[Agda] Respects2 in IsPreorder is derivable

[kahl at cas.mcmaster.ca]

Is there a particular reason why IsPreorder in
the standard library module Relation.Binary
includes  ∼-resp-≈  as a field,
although it is easily derivable from the other fields?


Wolfram


{-# OPTIONS --universe-polymorphism #-}

module Relation.Binary.Preorder where

open import Data.Product
open import Function
open import Level
open import Relation.Binary.Consequences
open import Relation.Binary.Core hiding (refl)
open import Relation.Binary

record IsPreorder' {a ℓ₁ ℓ₂} {A : Set a}
                  (_≈_ : Rel A ℓ₁) -- The underlying equality.
                  (_∼_ : Rel A ℓ₂) -- The relation.
                  : Set (a ⊔ ℓ₁ ⊔ ℓ₂) where
  field
    isEquivalence : IsEquivalence _≈_
    -- Reflexivity is expressed in terms of an underlying equality:
    reflexive     : _≈_ ⇒ _∼_
    trans         : Transitive _∼_

  ∼-resp-≈ : _∼_ Respects₂ _≈_
  ∼-resp-≈ =    ( λ x≈y z∼x → trans z∼x (reflexive x≈y) )
              , ( λ x≈y x∼z → trans (reflexive (IsEquivalence.sym isEquivalence x≈y)) x∼z )
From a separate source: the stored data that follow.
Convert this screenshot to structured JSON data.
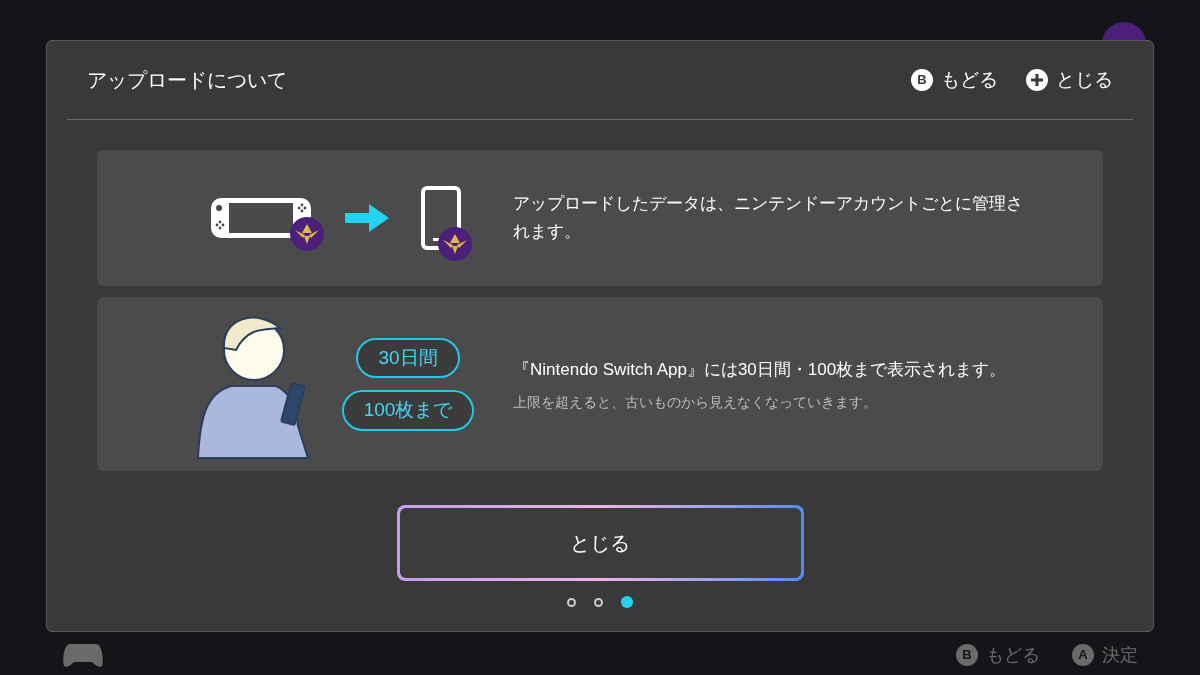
{
  "background": {
    "footer_hints": [
      {
        "key": "B",
        "label": "もどる"
      },
      {
        "key": "A",
        "label": "決定"
      }
    ]
  },
  "dialog": {
    "title": "アップロードについて",
    "header_actions": [
      {
        "kind": "key",
        "key": "B",
        "label": "もどる"
      },
      {
        "kind": "plus",
        "label": "とじる"
      }
    ],
    "panels": [
      {
        "kind": "transfer",
        "text": "アップロードしたデータは、ニンテンドーアカウントごとに管理されます。"
      },
      {
        "kind": "limits",
        "badges": [
          "30日間",
          "100枚まで"
        ],
        "text": "『Nintendo Switch App』には30日間・100枚まで表示されます。",
        "note": "上限を超えると、古いものから見えなくなっていきます。"
      }
    ],
    "button": "とじる",
    "pages": [
      {
        "selected": false
      },
      {
        "selected": false
      },
      {
        "selected": true
      }
    ]
  }
}
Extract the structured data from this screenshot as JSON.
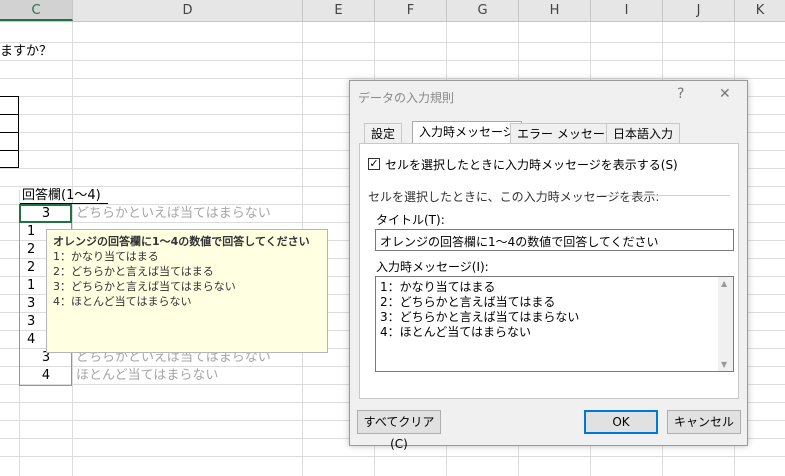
{
  "columns": {
    "C": "C",
    "D": "D",
    "E": "E",
    "F": "F",
    "G": "G",
    "H": "H",
    "I": "I",
    "J": "J",
    "K": "K"
  },
  "sheet": {
    "question_tail": "ますか？",
    "answer_header": "回答欄(1～4)",
    "row1_value": "3",
    "row1_text": "どちらかといえば当てはまらない",
    "partial_values": [
      "1",
      "2",
      "2",
      "1",
      "3",
      "3",
      "4",
      "3"
    ],
    "row_last2_value": "3",
    "row_last2_text": "どちらかといえば当てはまらない",
    "row_last_value": "4",
    "row_last_text": "ほとんど当てはまらない"
  },
  "tooltip": {
    "title": "オレンジの回答欄に1～4の数値で回答してください",
    "lines": [
      "1：かなり当てはまる",
      "2：どちらかと言えば当てはまる",
      "3：どちらかと言えば当てはまらない",
      "4：ほとんど当てはまらない"
    ]
  },
  "dialog": {
    "title": "データの入力規則",
    "help": "?",
    "close": "✕",
    "tabs": [
      "設定",
      "入力時メッセージ",
      "エラー メッセージ",
      "日本語入力"
    ],
    "show_checkbox_label": "セルを選択したときに入力時メッセージを表示する(S)",
    "show_checkbox_checked": "✓",
    "section_label": "セルを選択したときに、この入力時メッセージを表示:",
    "title_label": "タイトル(T):",
    "title_value": "オレンジの回答欄に1～4の数値で回答してください",
    "message_label": "入力時メッセージ(I):",
    "message_lines": [
      "1：かなり当てはまる",
      "2：どちらかと言えば当てはまる",
      "3：どちらかと言えば当てはまらない",
      "4：ほとんど当てはまらない"
    ],
    "clear_all_button": "すべてクリア(C)",
    "ok_button": "OK",
    "cancel_button": "キャンセル"
  },
  "colors": {
    "orange_border": "#ed7d31",
    "selected_green": "#217346",
    "tooltip_bg": "#ffffe1",
    "ok_border": "#0078d7"
  }
}
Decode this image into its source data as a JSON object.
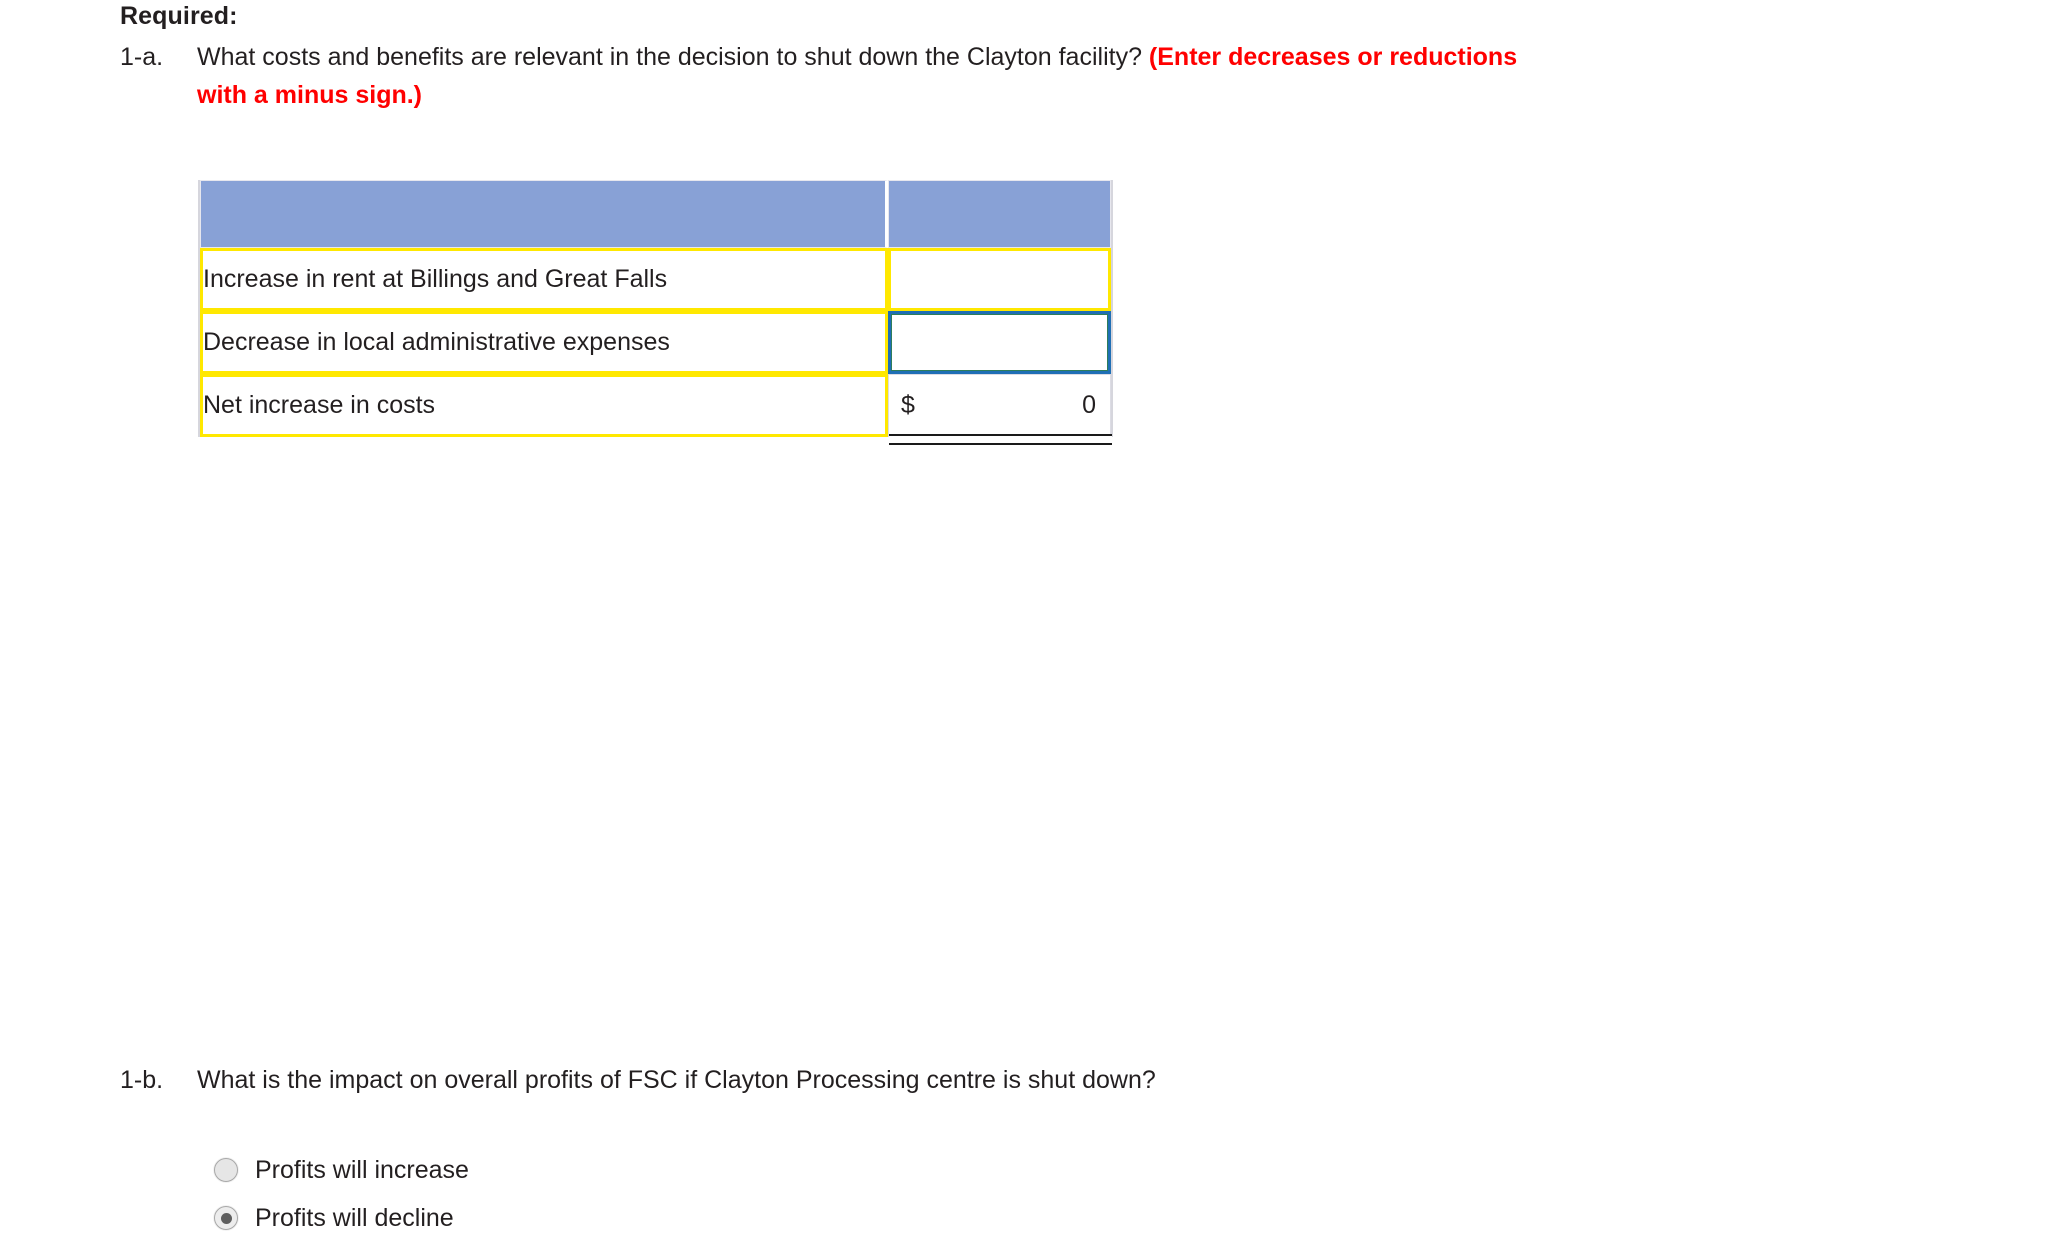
{
  "required_heading": "Required:",
  "question_1a": {
    "number": "1-a.",
    "text": "What costs and benefits are relevant in the decision to shut down the Clayton facility? ",
    "emphasis": "(Enter decreases or reductions with a minus sign.)"
  },
  "table": {
    "header": {
      "label_col": "",
      "value_col": ""
    },
    "rows": [
      {
        "label": "Increase in rent at Billings and Great Falls",
        "value": "",
        "state": "empty"
      },
      {
        "label": "Decrease in local administrative expenses",
        "value": "",
        "state": "focused"
      },
      {
        "label": "Net increase in costs",
        "currency": "$",
        "value": "0",
        "state": "total"
      }
    ]
  },
  "question_1b": {
    "number": "1-b.",
    "text": "What is the impact on overall profits of FSC if Clayton Processing centre is shut down?"
  },
  "radio_options": [
    {
      "label": "Profits will increase",
      "selected": false
    },
    {
      "label": "Profits will decline",
      "selected": true
    }
  ],
  "colors": {
    "header_blue": "#88a1d6",
    "cell_yellow": "#ffe800",
    "focus_blue": "#1f6fb5",
    "emphasis_red": "#ff0000",
    "text": "#231f20"
  }
}
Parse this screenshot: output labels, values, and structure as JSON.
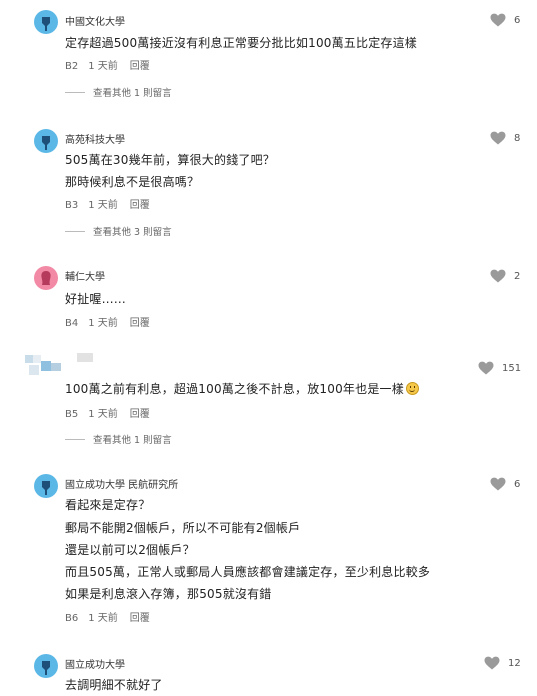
{
  "comments": [
    {
      "author": "中國文化大學",
      "lines": [
        "定存超過500萬接近沒有利息正常要分批比如100萬五比定存這樣"
      ],
      "floor": "B2",
      "time": "1 天前",
      "reply": "回覆",
      "likes": "6",
      "more": "查看其他 1 則留言"
    },
    {
      "author": "高苑科技大學",
      "lines": [
        "505萬在30幾年前，算很大的錢了吧？",
        "那時候利息不是很高嗎？"
      ],
      "floor": "B3",
      "time": "1 天前",
      "reply": "回覆",
      "likes": "8",
      "more": "查看其他 3 則留言"
    },
    {
      "author": "輔仁大學",
      "lines": [
        "好扯喔……"
      ],
      "floor": "B4",
      "time": "1 天前",
      "reply": "回覆",
      "likes": "2"
    },
    {
      "author": "",
      "lines": [
        "100萬之前有利息，超過100萬之後不計息，放100年也是一樣"
      ],
      "floor": "B5",
      "time": "1 天前",
      "reply": "回覆",
      "likes": "151",
      "more": "查看其他 1 則留言"
    },
    {
      "author": "國立成功大學 民航研究所",
      "lines": [
        "看起來是定存？",
        "郵局不能開2個帳戶，所以不可能有2個帳戶",
        "還是以前可以2個帳戶？",
        "而且505萬，正常人或郵局人員應該都會建議定存，至少利息比較多",
        "如果是利息滾入存簿，那505就沒有錯"
      ],
      "floor": "B6",
      "time": "1 天前",
      "reply": "回覆",
      "likes": "6"
    },
    {
      "author": "國立成功大學",
      "lines": [
        "去調明細不就好了"
      ],
      "likes": "12"
    }
  ],
  "icons": {
    "like": "heart-icon",
    "avatar": "user-avatar-icon",
    "emoji": "smile-emoji-icon"
  },
  "colors": {
    "avatar_blue": "#5bb8e6",
    "avatar_pink": "#f28aa6",
    "heart": "#9a9a9a"
  }
}
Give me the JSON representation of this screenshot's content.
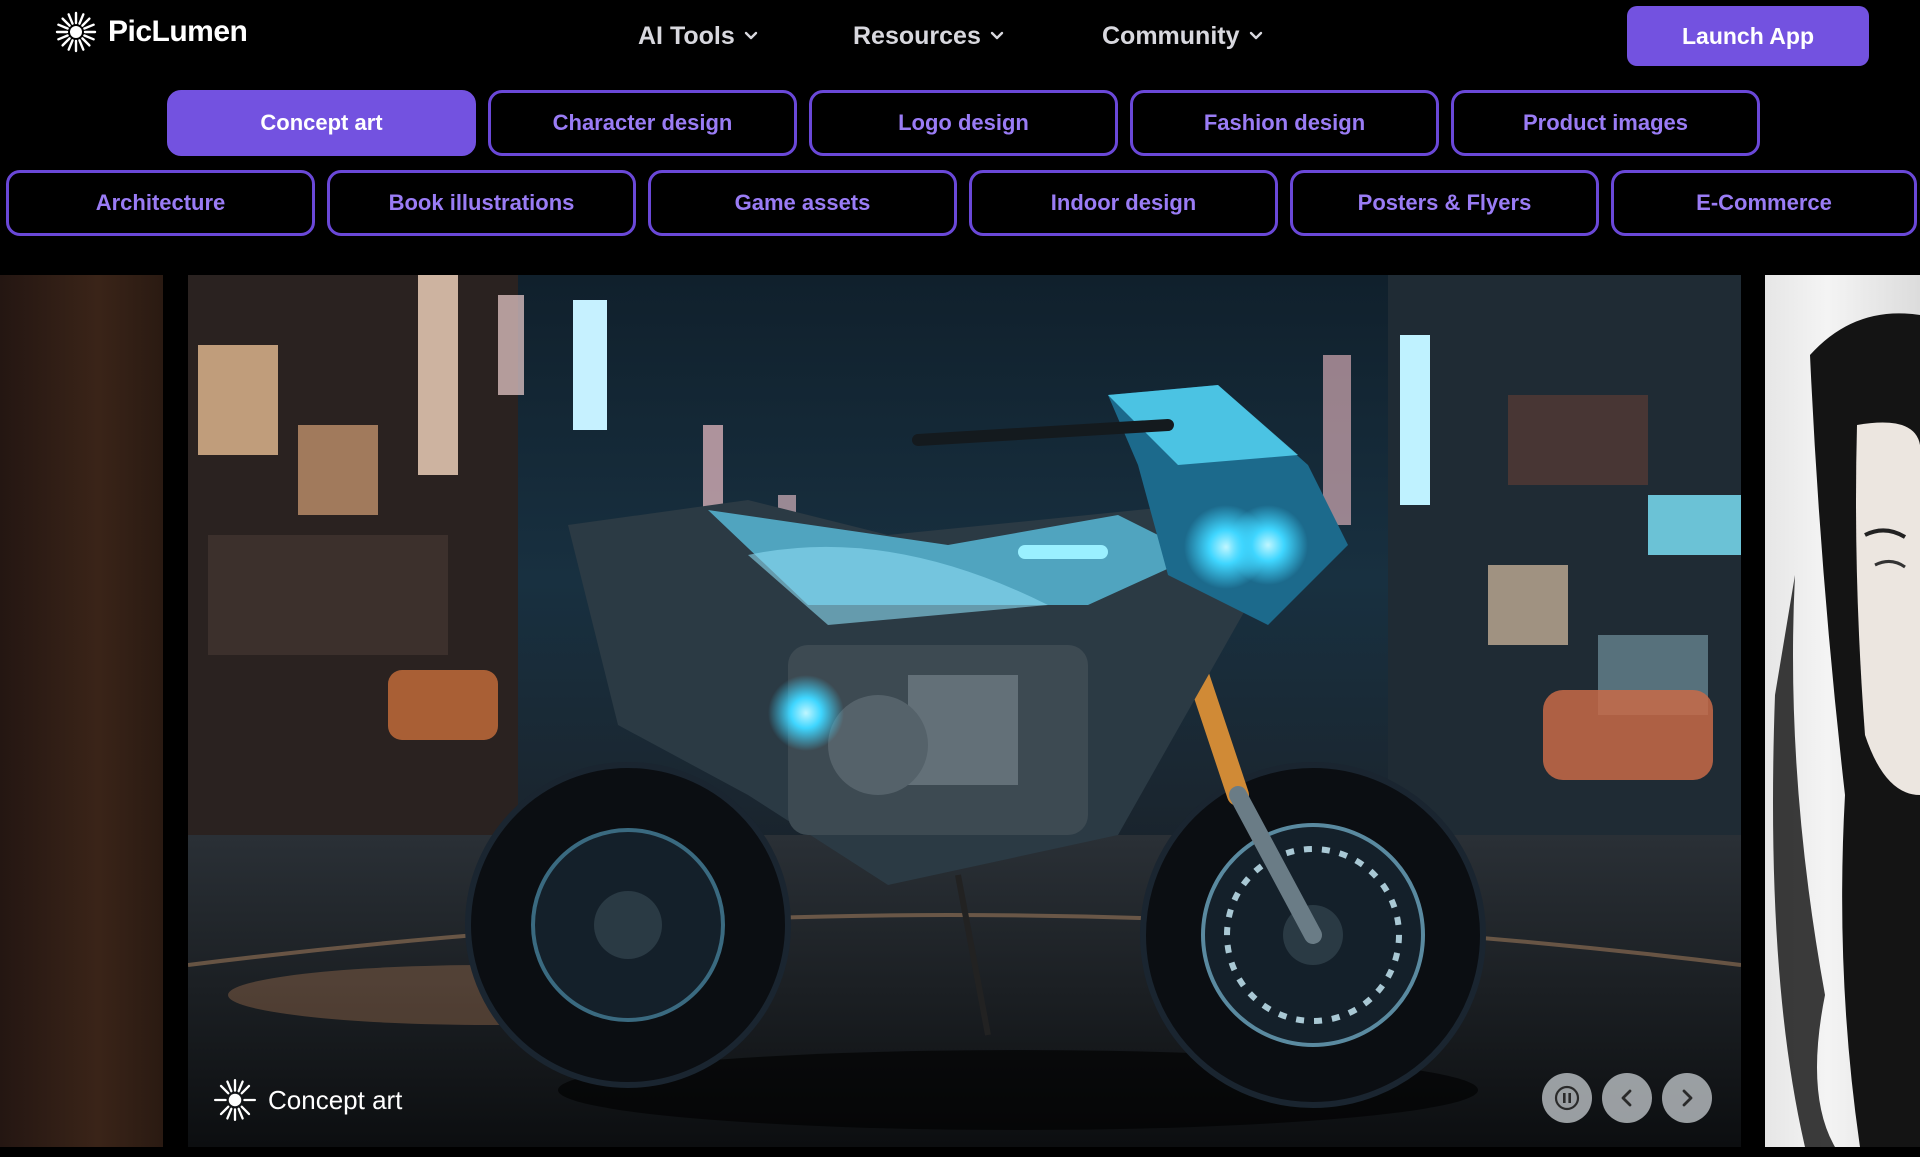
{
  "brand": {
    "name": "PicLumen"
  },
  "nav": {
    "items": [
      {
        "label": "AI Tools"
      },
      {
        "label": "Resources"
      },
      {
        "label": "Community"
      }
    ],
    "launch_label": "Launch App"
  },
  "categories": {
    "row1": [
      "Concept art",
      "Character design",
      "Logo design",
      "Fashion design",
      "Product images"
    ],
    "row2": [
      "Architecture",
      "Book illustrations",
      "Game assets",
      "Indoor design",
      "Posters & Flyers",
      "E-Commerce"
    ],
    "active": "Concept art"
  },
  "slide": {
    "caption": "Concept art"
  },
  "colors": {
    "accent": "#7352e0",
    "chip_text": "#9a7cf5",
    "background": "#000000"
  },
  "icons": {
    "logo": "sparkle-icon",
    "dropdown": "chevron-down-icon",
    "pause": "pause-icon",
    "prev": "chevron-left-icon",
    "next": "chevron-right-icon"
  }
}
  isPreorder : IsPreorder _≈_ _∼_
  isPreorder = record
    { isEquivalence = isEquivalence
    ; reflexive = reflexive
    ; trans = trans
    ; ∼-resp-≈ = ∼-resp-≈
    }

  module Eq = IsEquivalence isEquivalence

  refl : Reflexive _∼_
  refl = reflexive Eq.refl